A milenar vila de São João de Ver, no concelho de Santa Maria da Feira, «fervilha» com mais um marco histórico, este protagonizado pela equipa da terra, que joga na Liga 3 e está a poucos dias de disputar, pela primeira vez nos seus 95 anos de existência, os quartos de final da Taça de Portugal. O Rio Ave que se cuide, porque ali a crença é grande. «Já pensei em como vou festejar», atira, convicto, Vítor Duarte, sócio e um apaixonado adepto dos «malapeiros».
Se é de história que falamos aqui, comecemos pela origem do termo que identifica os nativos daquela freguesia. Vítor Duarte conta que, já nos tempos idos do reinado de D. João I, «a maçã malapeira, que é bastante resistente, era muito usada para alimentar as tripulações das caravelas nas passagens do Atlântico, no tempo das Descobertas».
Muitas gerações depois, «quando o comboio passou pela primeira vez em São João de Ver, o conhecido Vouguinha, a população, ao ver aquele «monstro» atravessar a freguesia, pegou naquilo que estava mais à mão, as maçãs de uma macieira de malápio que ali havia, e atiraram-nas ao comboio», sendo esta a lenda que ainda hoje é contada para contextualizar o singular apelido.
O que é que isto tem a ver com futebol? Pouco, talvez nada até, mas é demonstrativo de que aquela é uma vila com raízes fortes, interessada e muito ligada às suas tradições. O futebol, claro está, é uma parte importante desse imaginário coletivo e, por estes dias, há um tema que centra atenções.

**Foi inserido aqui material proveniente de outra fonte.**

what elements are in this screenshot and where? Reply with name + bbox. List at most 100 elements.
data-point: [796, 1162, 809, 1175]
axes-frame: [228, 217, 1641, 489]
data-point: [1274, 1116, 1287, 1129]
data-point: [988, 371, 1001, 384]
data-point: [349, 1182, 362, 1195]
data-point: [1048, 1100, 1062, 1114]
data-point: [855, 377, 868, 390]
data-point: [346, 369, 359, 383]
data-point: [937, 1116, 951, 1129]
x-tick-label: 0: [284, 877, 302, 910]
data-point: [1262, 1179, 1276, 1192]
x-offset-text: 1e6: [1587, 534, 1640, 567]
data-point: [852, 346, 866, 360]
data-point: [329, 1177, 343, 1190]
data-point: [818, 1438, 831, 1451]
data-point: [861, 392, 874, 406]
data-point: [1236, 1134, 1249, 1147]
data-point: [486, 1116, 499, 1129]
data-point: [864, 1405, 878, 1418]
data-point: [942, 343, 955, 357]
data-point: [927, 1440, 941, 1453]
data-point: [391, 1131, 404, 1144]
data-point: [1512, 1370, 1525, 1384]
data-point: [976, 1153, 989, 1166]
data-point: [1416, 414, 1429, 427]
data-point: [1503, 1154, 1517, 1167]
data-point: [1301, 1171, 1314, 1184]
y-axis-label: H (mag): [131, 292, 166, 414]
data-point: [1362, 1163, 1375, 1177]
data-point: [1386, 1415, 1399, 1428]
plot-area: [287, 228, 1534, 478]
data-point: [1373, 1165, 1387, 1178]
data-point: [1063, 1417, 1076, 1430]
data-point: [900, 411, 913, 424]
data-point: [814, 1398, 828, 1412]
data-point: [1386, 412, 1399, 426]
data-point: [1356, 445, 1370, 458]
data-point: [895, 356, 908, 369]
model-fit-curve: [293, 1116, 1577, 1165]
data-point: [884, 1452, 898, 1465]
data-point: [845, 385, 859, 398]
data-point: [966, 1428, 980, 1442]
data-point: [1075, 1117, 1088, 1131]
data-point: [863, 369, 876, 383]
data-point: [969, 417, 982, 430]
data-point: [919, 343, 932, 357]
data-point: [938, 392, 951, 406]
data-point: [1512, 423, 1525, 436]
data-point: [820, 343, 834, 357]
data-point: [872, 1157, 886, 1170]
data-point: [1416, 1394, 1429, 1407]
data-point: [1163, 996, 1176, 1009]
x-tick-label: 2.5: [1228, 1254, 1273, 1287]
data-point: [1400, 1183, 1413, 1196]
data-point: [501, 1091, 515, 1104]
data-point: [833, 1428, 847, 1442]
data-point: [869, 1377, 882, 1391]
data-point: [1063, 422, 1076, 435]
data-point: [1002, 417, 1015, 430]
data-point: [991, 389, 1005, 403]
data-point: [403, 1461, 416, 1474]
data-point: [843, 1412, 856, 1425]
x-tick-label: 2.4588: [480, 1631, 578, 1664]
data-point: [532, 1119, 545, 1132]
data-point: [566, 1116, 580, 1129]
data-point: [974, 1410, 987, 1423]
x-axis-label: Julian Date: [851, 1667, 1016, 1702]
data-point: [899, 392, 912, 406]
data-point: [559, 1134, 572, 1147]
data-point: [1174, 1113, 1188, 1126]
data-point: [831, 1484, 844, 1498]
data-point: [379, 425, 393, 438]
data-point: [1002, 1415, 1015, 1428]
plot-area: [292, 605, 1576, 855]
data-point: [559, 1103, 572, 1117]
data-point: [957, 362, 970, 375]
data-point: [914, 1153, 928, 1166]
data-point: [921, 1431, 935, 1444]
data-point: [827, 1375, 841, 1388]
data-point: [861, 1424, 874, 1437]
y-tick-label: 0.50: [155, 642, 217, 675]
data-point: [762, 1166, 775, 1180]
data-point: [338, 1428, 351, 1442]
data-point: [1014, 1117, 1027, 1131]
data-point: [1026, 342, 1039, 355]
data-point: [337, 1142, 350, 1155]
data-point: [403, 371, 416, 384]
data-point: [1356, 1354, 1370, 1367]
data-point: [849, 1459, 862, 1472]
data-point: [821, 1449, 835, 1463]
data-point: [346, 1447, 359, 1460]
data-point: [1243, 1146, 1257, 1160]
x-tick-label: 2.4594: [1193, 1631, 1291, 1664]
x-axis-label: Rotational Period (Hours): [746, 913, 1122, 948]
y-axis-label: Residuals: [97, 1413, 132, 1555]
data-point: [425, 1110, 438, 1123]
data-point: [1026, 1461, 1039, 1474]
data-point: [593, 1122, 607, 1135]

«Quase todas as conversas que tenho com outros adeptos são sobre a Taça. Uma diretora da formação partilhou comigo o entusiasmo que existe até na formação», nota Vítor Duarte, de cachecol do clube cuidadosamente colocado no pescoço, ele que herdou a paixão pelo São João de Ver do pai, que tal como o seu irmão jogaram futebol de leão ao peito.
Leu bem, aqui o leão veste de encarnado, mais uma excentricidade de uma coletividade que, nos últimos anos, cresceu de forma considerável à boleia da aposta em modalidades como o futsal, a natação, a patinagem artística e o basquetebol. Hoje, movimenta «entre 500 a 600 atletas», salienta o coordenador, João Martins.
Os feitos da equipa de futebol têm eco em todo o universo do clube, e ninguém quer faltar à chamada para Vila do Conde. «É um jogo que está a mexer com toda a gente. Todos querem estar presentes», confessa o diretor, que garante «falta justificada» a quem falhar o treino, na próxima quinta-feira, para ir apoiar a equipa ao Estádio dos Arcos.
«Todos perguntam se vai haver treino, ou não. Não queremos que isso seja um impeditivo para que os atletas possam apoiar o clube em Vila do Conde. O mais certo é ficarem dispensados do treino, se for com esse propósito», atira.
O São João de Ver vai oferecer os bilhetes para o encontro, disponíveis na secretaria do clube, e já fretou dois autocarros para transportar os adeptos, estando ainda em hipótese a possibilidade de acrescentar um veículo à frota.
Quanto ao jogo em si, «não será fácil, mas há sempre aquela réstia de esperança», sendo que «nada é impossível», vinca João Martins. «Vamos dar o nosso melhor para virmos embora felizes», antevê, com Vítor Duarte a complementar: «O sonho comanda a vida. A bola é redonda e são onze contra onze. Ainda há pouco tempo falei com o Fábio Ronaldo, que jogou no Rio Ave e de quem sou amigo, e disse-lhe que íamos lá para os «comer». É um momento épico, um jogo que nos faz «fervilhar» e nos motiva muito».
E quem será o herói «malapeiro» em Vila do Conde? «Vai ser o São João de Ver, como um todo», diz, sem se querer comprometer muito, Vítor Duarte, enquanto João Martins lá aponta «o João (Victor), que tem tido bastantes golos», como forte candidato, ainda que sublinhe: «Eles já são uns heróis por terem chegado até aqui».
No fim de tudo, uma coisa é certa. «Vou ao Jamor! Independentemente de o São João de Ver lá chegar ou não», assegura Vítor Duarte. E se o São João de Ver lá chegar mesmo? «Se isso acontecer, será uma invasão da pequena freguesia de São João de Ver a Lisboa», remata João Martins. Uma invasão de «malapeiros», portanto.